Autism is a brain disorder affecting approximately 5 per thousand children in which there is a difficulty in social relations, difficulty in communication, and a lack of imaginative and creative play. There seems to be an undetermined genetic tendency towards autism and it occurs more commonly in boys (approximately 75% are males). Although there have been numerous claims of association with vaccine administration, this has been studied extensively and there does not seem to be any correlation. There has been an increase in the diagnosis of Autism recently; this is because of better diagnosis, rather than an inherent increase in the development of Autism.
Autism generally does not appear until the second or third years of life - but is best treated if discovered early and therapy is begun as soon as possible.

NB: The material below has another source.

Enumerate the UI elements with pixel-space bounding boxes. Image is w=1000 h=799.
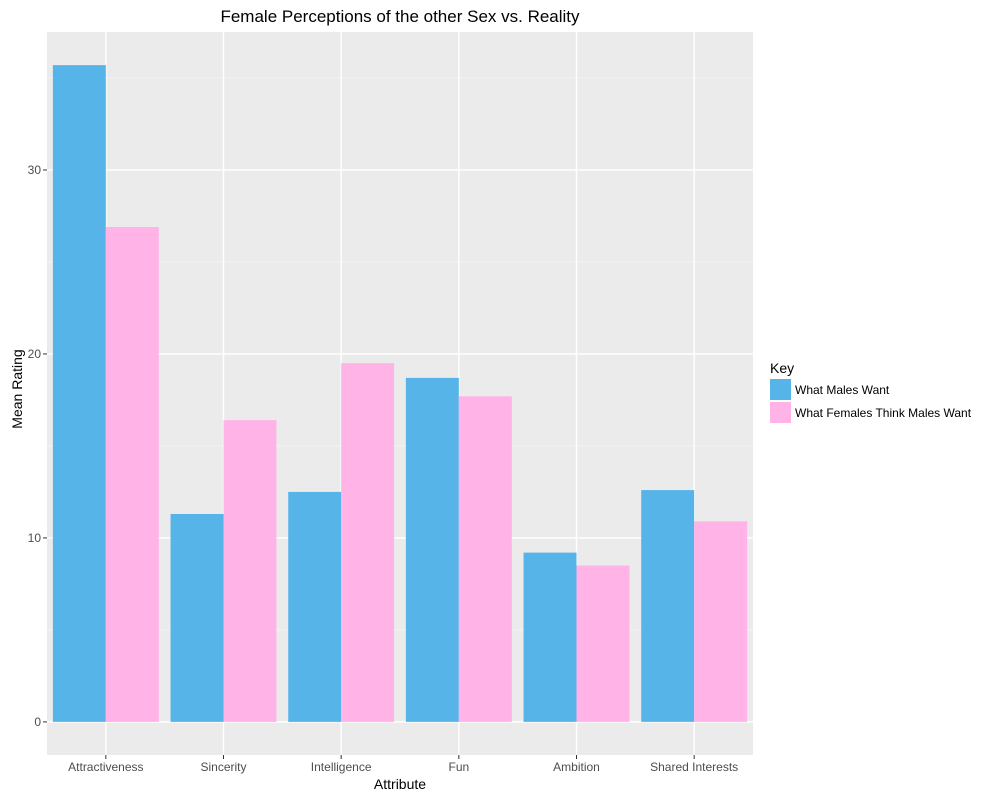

According to The National Center on Birth Defects and Developmental Disabilities, a child or adult with autism might have the following signs and symptoms:
•not play "pretend" games (pretend to "feed" a doll) •not point at objects to show interest (point at an airplane flying over) •not look at objects when another person points at them •have trouble relating to others or not have an interest in other people at all •avoid eye contact and want to be alone •have trouble understanding other people's feelings or talking about their own feelings •prefer not to be held or cuddled or might cuddle only when they want to •appear to be unaware when other people talk to them but respond to other sounds •be very interested in people, but not know how to talk, play, or relate to them •repeat or echo words or phrases said to them, or repeat words or phrases in place of •normal language (echolalia) •have trouble expressing their needs using typical words or motions •repeat actions over and over again •have trouble adapting when a routine changes •have unusual reactions to the way things smell, taste, look, feel, or sound •lose skills they once had (for instance, stop saying words they were once using)
If you or your doctor think there could be a problem, ask for a referral to see a developmental pediatrician or other specialist, and you can contact your local early intervention agency (for children under 3) or public school (for children 3 and older).